As you enter Balancing Act, you may first be drawn to the Balance Bridge. Try to keep from rocking as you navigate down the center of the bridge’s fabric straps. The more guests on the bridge at one time, the more movement you’ll experience! Then test your skills on a skateboard-sized “teeter totter” in the Balance Board Challenge. You’ll learn how our body systems work together to enable skateboarders, surfers and others to maintain and master balance.
The exhibit’s Balance Circus station shows how our body systems work together to achieve balance. Stare at a spinning disk for 20 seconds. Even though you’re on solid ground, you may start to feel as if you’re turning or spinning. This disorienting effect is a powerful illustration of how visual perception influences our sense of balance.
Other components, such as the Balance Beam, Stepping Stones and Wavy Beam, challenge you to adjust your body and control your center of gravity as you navigate the various obstacle courses.
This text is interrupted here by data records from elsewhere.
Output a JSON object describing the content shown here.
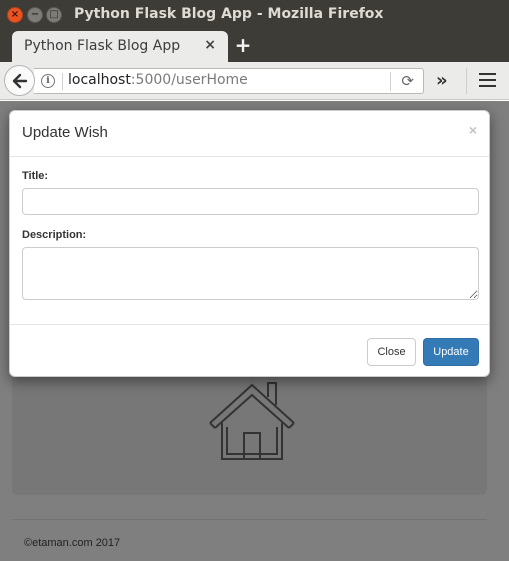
{
  "window": {
    "title": "Python Flask Blog App - Mozilla Firefox",
    "controls": {
      "close": "×",
      "minimize": "−",
      "maximize": "□"
    }
  },
  "tab": {
    "label": "Python Flask Blog App",
    "close": "×",
    "new_tab": "+"
  },
  "navbar": {
    "url_host": "localhost",
    "url_rest": ":5000/userHome",
    "info": "i",
    "reload": "⟳",
    "overflow": "»"
  },
  "page": {
    "footer": "©etaman.com 2017"
  },
  "modal": {
    "title": "Update Wish",
    "close": "×",
    "title_label": "Title:",
    "title_value": "",
    "description_label": "Description:",
    "description_value": "",
    "close_button": "Close",
    "update_button": "Update"
  },
  "colors": {
    "primary": "#337ab7",
    "titlebar": "#3d3c37",
    "close_button": "#e95420"
  }
}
Demonstrating balance-related concepts is just one goal of the 1,200-square-foot exhibit, according to Kit Goolsby, Vice President of Education at the Museum of Science and History. Balancing Act also aims to reinforce the idea that balance can be practiced and improved. Find out how long you can stay balanced on the shifting Balance Timer. Try it more than once and see if you can improve your time with practice. Experiment with balancing different fruits on the Balance Scale. See how high you can stack blocks on a shifting table top before it topples over on the Tippy Table. Then take some tops for a spin in Spinning Tops and discover the secrets behind twirling ballerinas and rotating ice skaters.
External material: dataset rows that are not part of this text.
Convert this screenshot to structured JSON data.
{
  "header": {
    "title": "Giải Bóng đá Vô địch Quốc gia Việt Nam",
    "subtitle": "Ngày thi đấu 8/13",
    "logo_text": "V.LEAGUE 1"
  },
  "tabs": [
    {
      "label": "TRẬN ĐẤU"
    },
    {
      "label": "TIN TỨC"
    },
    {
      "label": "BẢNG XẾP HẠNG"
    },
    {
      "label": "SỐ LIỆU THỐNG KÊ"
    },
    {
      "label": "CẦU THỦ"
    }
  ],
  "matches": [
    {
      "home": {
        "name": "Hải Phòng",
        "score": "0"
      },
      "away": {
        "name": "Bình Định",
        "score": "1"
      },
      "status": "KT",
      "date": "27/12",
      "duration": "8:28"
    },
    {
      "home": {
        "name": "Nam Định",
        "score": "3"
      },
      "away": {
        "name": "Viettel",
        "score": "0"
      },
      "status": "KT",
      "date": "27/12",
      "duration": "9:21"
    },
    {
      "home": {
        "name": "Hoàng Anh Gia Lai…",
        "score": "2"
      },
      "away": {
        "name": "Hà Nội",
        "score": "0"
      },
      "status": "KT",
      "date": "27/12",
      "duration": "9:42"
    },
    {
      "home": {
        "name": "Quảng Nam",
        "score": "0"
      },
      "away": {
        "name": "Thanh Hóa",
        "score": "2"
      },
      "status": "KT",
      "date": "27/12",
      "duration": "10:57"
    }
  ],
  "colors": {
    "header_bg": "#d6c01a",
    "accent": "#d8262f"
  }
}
“For most of us, balance is something that happens almost subconsciously,” Goolsby said. “We sit, walk, run and play without thinking about it. Through this exhibit, we hope children and adults alike will gain greater confidence in their ability to improve their own balance.”
Balancing Act was created by the Fort Worth Museum of Science and History for the Youth Museum Exhibit Collaborative (YMEC), a consortium of eight leading youth museums. After its debut in Fort Worth, the exhibition is traveling to the other YMEC museums in North America: Boston, Houston, Quebec, Memphis, St. Paul, San Jose and Sausalito. The exhibit is presented in English and Spanish.